To say I’m trepidatious is putting it mildy.

But we’re choosing to take this trip because of what else the journey holds for us.

We will camp at the foot of Chimney Rock and at Devils Tower. We’ll visit a fossil bead with fossils of the even larger, prehistoric mammals that roamed the plains. We’ll see geysers and hot pots, and Mammoth Springs, Yellowstone Lake and Yellowstone Canyon, the Grand Tetons, the Little Bighorn Battlefield, Mount Rushmore, two caves, the Badlands, and Wall Drug.

This is why we, like millions of others, will visit these National Parks and take this journey to the West–because we expect that the good will far outweigh the risks, most of which (God willing) will never come to pass.

This thought of choosing to take the journey has been turning over and around in mind as we are about to set out. It made me further appreciate what a daunting choice it is, in the face of a prenatal test result for Down syndrome, to decide to continue a pregnancy.

Unlike this adventure we have planned that most would refer to as a vacation (but I know James won’t upon returning), we have images, stories, YouTube videos, testimonials that abound with all the good that is in store for us. The same cannot be said for most couples receiving a prenatal test result.

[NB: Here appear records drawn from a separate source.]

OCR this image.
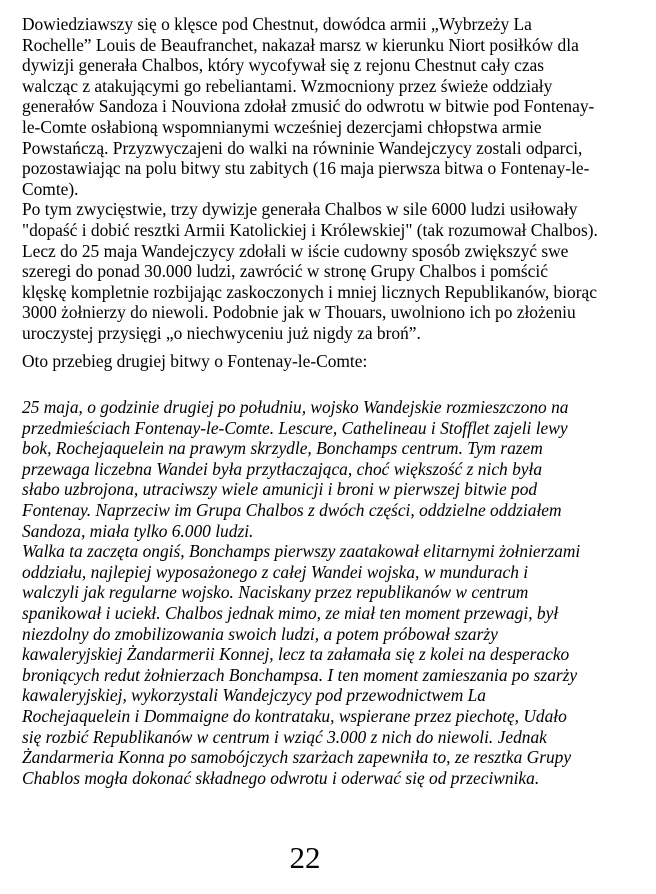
Dowiedziawszy się o klęsce pod Chestnut, dowódca armii „Wybrzeży La
Rochelle” Louis de Beaufranchet, nakazał marsz w kierunku Niort posiłków dla
dywizji generała Chalbos, który wycofywał się z rejonu Chestnut cały czas
walcząc z atakującymi go rebeliantami. Wzmocniony przez świeże oddziały
generałów Sandoza i Nouviona zdołał zmusić do odwrotu w bitwie pod Fontenay-
le-Comte osłabioną wspomnianymi wcześniej dezercjami chłopstwa armie
Powstańczą. Przyzwyczajeni do walki na równinie Wandejczycy zostali odparci,
pozostawiając na polu bitwy stu zabitych (16 maja pierwsza bitwa o Fontenay-le-
Comte).

Po tym zwycięstwie, trzy dywizje generała Chalbos w sile 6000 ludzi usiłowały
"dopaść i dobić resztki Armii Katolickiej i Królewskiej" (tak rozumował Chalbos).
Lecz do 25 maja Wandejczycy zdołali w iście cudowny sposób zwiększyć swe
szeregi do ponad 30.000 ludzi, zawrócić w stronę Grupy Chalbos i pomścić
klęskę kompletnie rozbijając zaskoczonych i mniej licznych Republikanów, biorąc
3000 żołnierzy do niewoli. Podobnie jak w Thouars, uwolniono ich po złożeniu
uroczystej przysięgi „o niechwyceniu już nigdy za broń”.

Oto przebieg drugiej bitwy o Fontenay-le-Comte:

25 maja, o godzinie drugiej po południu, wojsko Wandejskie rozmieszczono na
przedmieściach Fontenay-le-Comte. Lescure, Cathelineau i Stofflet zajeli lewy
bok, Rochejaquelein na prawym skrzydle, Bonchamps centrum. Tym razem
przewaga liczebna Wandei była przytłaczająca, choć większość z nich była
słabo uzbrojona, utraciwszy wiele amunicji i broni w pierwszej bitwie pod
Fontenay. Naprzeciw im Grupa Chalbos z dwóch części, oddzielne oddziałem
Sandoza, miała tylko 6.000 ludzi.

Walka ta zaczęta ongiś, Bonchamps pierwszy zaatakował elitarnymi żołnierzami
oddziału, najlepiej wyposażonego z całej Wandei wojska, w mundurach i
walczyli jak regularne wojsko. Naciskany przez republikanów w centrum
spanikował i uciekł. Chalbos jednak mimo, ze miał ten moment przewagi, był
niezdolny do zmobilizowania swoich ludzi, a potem próbował szarży
kawaleryjskiej Żandarmerii Konnej, lecz ta załamała się z kolei na desperacko
broniących redut żołnierzach Bonchampsa. I ten moment zamieszania po szarży
kawaleryjskiej, wykorzystali Wandejczycy pod przewodnictwem La
Rochejaquelein i Dommaigne do kontrataku, wspierane przez piechotę, Udało
się rozbić Republikanów w centrum i wziąć 3.000 z nich do niewoli. Jednak
Żandarmeria Konna po samobójczych szarżach zapewniła to, ze resztka Grupy
Chablos mogła dokonać składnego odwrotu i oderwać się od przeciwnika.

22
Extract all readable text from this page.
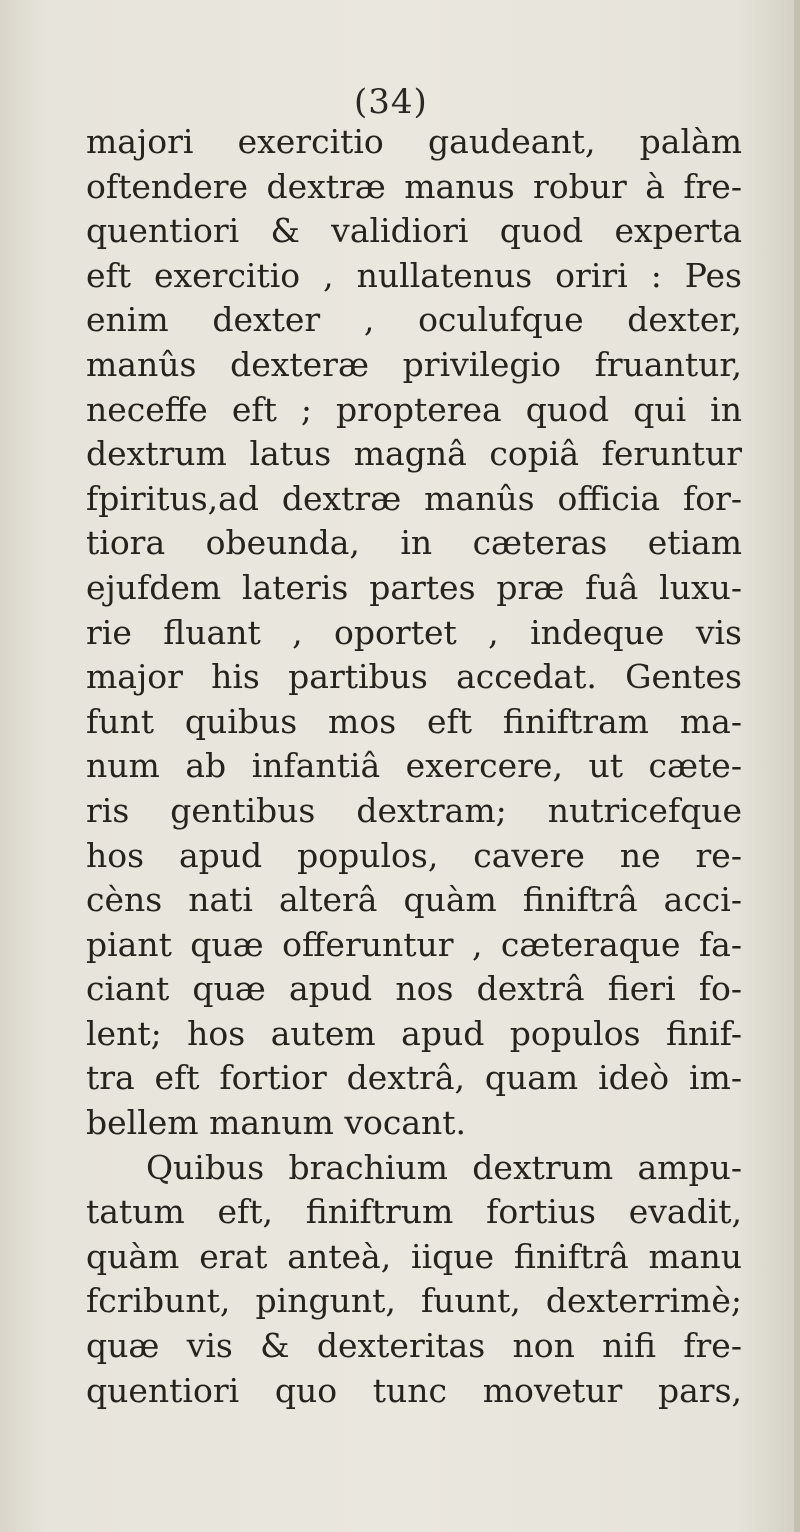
(34)
majori exercitio gaudeant, palàm
oftendere dextræ manus robur à fre-
quentiori & validiori quod experta
eft exercitio , nullatenus oriri : Pes
enim dexter , oculufque dexter,
manûs dexteræ privilegio fruantur,
neceffe eft ; propterea quod qui in
dextrum latus magnâ copiâ feruntur
fpiritus,ad dextræ manûs officia for-
tiora obeunda, in cæteras etiam
ejufdem lateris partes præ fuâ luxu-
rie fluant , oportet , indeque vis
major his partibus accedat. Gentes
funt quibus mos eft finiftram ma-
num ab infantiâ exercere, ut cæte-
ris gentibus dextram; nutricefque
hos apud populos, cavere ne re-
cèns nati alterâ quàm finiftrâ acci-
piant quæ offeruntur , cæteraque fa-
ciant quæ apud nos dextrâ fieri fo-
lent; hos autem apud populos finif-
tra eft fortior dextrâ, quam ideò im-
bellem manum vocant.
Quibus brachium dextrum ampu-
tatum eft, finiftrum fortius evadit,
quàm erat anteà, iique finiftrâ manu
fcribunt, pingunt, fuunt, dexterrimè;
quæ vis & dexteritas non nifi fre-
quentiori quo tunc movetur pars,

Instead, studies report how physicians and genetic counselors focus on the medical complications associated with the condition (which aside from intellectual disability, most will not have, and for those who do, most can be treated surgically, e.g. a heart condition). Plus, they were already on their journey, looking ahead to raising a healthy child that very likely they envisioned providing for an even better childhood than the one they had. Not only are they told of the negatives, the risks, and the challenges their child will face, they are also having to process not having those visions that they had been expecting before receiving the test result.

This is why the photographs and information in the Lettercase booklet Understanding a Down syndrome Diagnosis, the photos and content of Diagnosis to Delivery, written to support mothers who continue after a test result, and the parent support organizations that are there to help expectant couples are so vital to helping those who choose to continue their pregnancy. They provide a vision of what their child’s life can be like; they share stories of the real hardships, but the real triumphs and joys they’ve enjoyed with their child; and, most importantly, they let these couples know that they are not alone on this journey.

Enjoy the start to your summer everyone and to everyone choosing to take a journey, may you be encouraged by visions that it will be worth it and thankful for those there along the way lending a helping hand.